Não obstante, foi editada a Medida Provisória nº 1.159/2023, convertida na Lei nº 14.592/2023, que introduziu, no artigo 3º da Lei nº 10.637/02 e da Lei nº 10.833/03 — dispõem sobre a não-cumulatividade do PIS e da Cofins, respectivamente —, o §2º, inciso III, conforme o qual o valor do ICMS que tenha incidido sobre a operação de aquisição não se inclui na base dos créditos desses tributos federais.
Nesse contexto, a despeito da aparente correspondência entre a exclusão do ICMS da base de cálculo do PIS e da Cofins e a sua exclusão dos créditos das contribuições, fato é que — além de a questão não ter sido objeto de apreciação pelo STF — não expressam a mesma grandeza, porquanto aquela diz respeito à receita, e esta, no que é pertinente, ao custo de aquisição.
O artigo 1º de ambos os diplomas legais preceitua que a exação “incide sobre o total das receitas auferidas no mês pela pessoa jurídica, independentemente de sua denominação ou classificação contábil”. Na sequência, o §1º pontua que “o total das receitas compreende a receita bruta (…) e todas as demais receitas auferidas pela pessoa jurídica com os respectivas valores decorrentes do ajuste a valor presente”.
No que tange à exclusão do ICMS da base de cálculo do PIS e da Cofins, Roque Carrazza consigna que a sua inclusão “leva ao inaceitável entendimento de que os sujeitos passivos faturam ICMS”. E acrescenta [1]:
“De fato, fenômeno similar ocorre no âmbito das empresas privadas quando valores monetários transitam em seus patrimônios sem, no entanto, a eles se incorporarem, por terem destinação predeterminada.
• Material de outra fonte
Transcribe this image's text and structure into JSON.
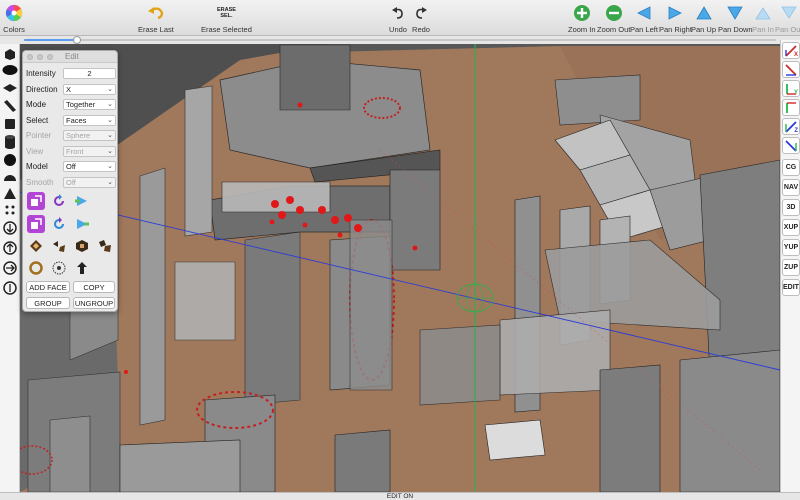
{
  "toolbar": {
    "colors_label": "Colors",
    "erase_last_label": "Erase Last",
    "erase_selected_icon_text": "ERASE\nSEL.",
    "erase_selected_label": "Erase Selected",
    "undo_label": "Undo",
    "redo_label": "Redo",
    "zoom_in_label": "Zoom In",
    "zoom_out_label": "Zoom Out",
    "pan_left_label": "Pan Left",
    "pan_right_label": "Pan Right",
    "pan_up_label": "Pan Up",
    "pan_down_label": "Pan Down",
    "pan_in_label": "Pan In",
    "pan_out_label": "Pan Out"
  },
  "zoom_slider": {
    "value": 0.07
  },
  "edit_panel": {
    "title": "Edit",
    "fields": [
      {
        "label": "Intensity",
        "value": "2",
        "enabled": true
      },
      {
        "label": "Direction",
        "value": "X",
        "enabled": true
      },
      {
        "label": "Mode",
        "value": "Together",
        "enabled": true
      },
      {
        "label": "Select",
        "value": "Faces",
        "enabled": true
      },
      {
        "label": "Pointer",
        "value": "Sphere",
        "enabled": false
      },
      {
        "label": "View",
        "value": "Front",
        "enabled": false
      },
      {
        "label": "Model",
        "value": "Off",
        "enabled": true
      },
      {
        "label": "Smooth",
        "value": "Off",
        "enabled": false
      }
    ],
    "add_face_label": "ADD FACE",
    "copy_label": "COPY",
    "group_label": "GROUP",
    "ungroup_label": "UNGROUP"
  },
  "right_bar": {
    "x_label": "X",
    "y_label": "Y",
    "z_label": "Z",
    "cg_label": "CG",
    "nav_label": "NAV",
    "view_3d_label": "3D",
    "xup_label": "XUP",
    "yup_label": "YUP",
    "zup_label": "ZUP",
    "edit_label": "EDIT"
  },
  "status": {
    "text": "EDIT ON"
  },
  "colors": {
    "floor": "#a0785c",
    "wall": "#7e7e7e",
    "selection": "#e01818",
    "accent_green": "#3aa64a",
    "accent_blue": "#4aa7e8",
    "tool_selected": "#b244d6"
  }
}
É o caso dos valores correspondentes ao ICMS (tanto quanto os correspondentes ao IPI), que, por injunção constitucional, as empresas devem encaminhar aos cofres públicos.
(…)
A parcela correspondente ao ICMS pago não tem, pois, natureza de faturamento (e nem mesmo de receita), mas de simples ingresso de caixa (na acepção supra), não podendo, em razão disso, compor a base de cálculo quer do PIS, quer da Cofins.”
Noutro giro, ressalta-se que a base de cálculo dos créditos de PIS e de Cofins, especificamente em relação às despesas legalmente autorizadas de bens e serviços utilizados como insumo, é o custo de aquisição. Logo, não há relação entre a exclusão do ICMS da base do PIS e da Cofins e a exclusão do tributo estadual da base dos créditos dos tributos federais. Não é porque, de um lado, o ICMS não se conceitua como receita que, de outro, não integra o custo de aquisição do insumo.
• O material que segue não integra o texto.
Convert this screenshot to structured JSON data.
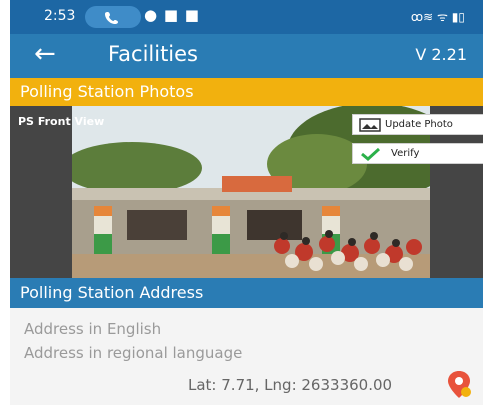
{
  "status_bar": {
    "time": "2:53",
    "right_icons": "ꝏ≋ ᯤ ▮▯"
  },
  "app_bar": {
    "back_icon": "arrow-left-icon",
    "title": "Facilities",
    "version": "V 2.21"
  },
  "photo_section": {
    "title": "Polling Station Photos",
    "photo_label": "PS Front View",
    "update_label": "Update Photo",
    "verify_label": "Verify"
  },
  "address_section": {
    "title": "Polling Station Address",
    "english": "Address in English",
    "regional": "Address in regional language",
    "coords": "Lat: 7.71, Lng: 2633360.00"
  },
  "colors": {
    "statusbar": "#1d67a4",
    "appbar": "#2a7cb4",
    "section_yellow": "#f2b10e",
    "section_blue": "#2a7cb4",
    "verify_check": "#2bb14a",
    "pin": "#e8533c"
  }
}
Antes de esmiuçar-se o que significa a expressão “custo de aquisição”, é necessário entender o que pode e o que não pode o legislador ordinário em matéria de não-cumulatividade. Nessa seara, são valiosas as lições do Professor de Direito Tributário da Universidade Federal de Minas Gerais André Mendes Moreira [2]:
“Sendo o legislador livre para seguir ou não o predicado constitucional, resta ainda uma indagação: a não-cumulatividade poderia ser mitigada no PIS/Cofins, inadmitindo-se, v.g., o crédito sobre insumos para determinado segmento da economia? Poderia, ainda, o legislador federal determinar que o valor dos créditos escriturais de PIS/Cofins que excedesse os débitos em determinada competência deveria ser estornado, como pretenderam no passado algumas leis estaduais? Poderia a lei estipular que o contribuinte somente teria o direito de aproveitamento de 80% dos créditos aos quais faria jus, como pretendeu o Estado de Santa Catarina para o extinto ICM na década de 1970?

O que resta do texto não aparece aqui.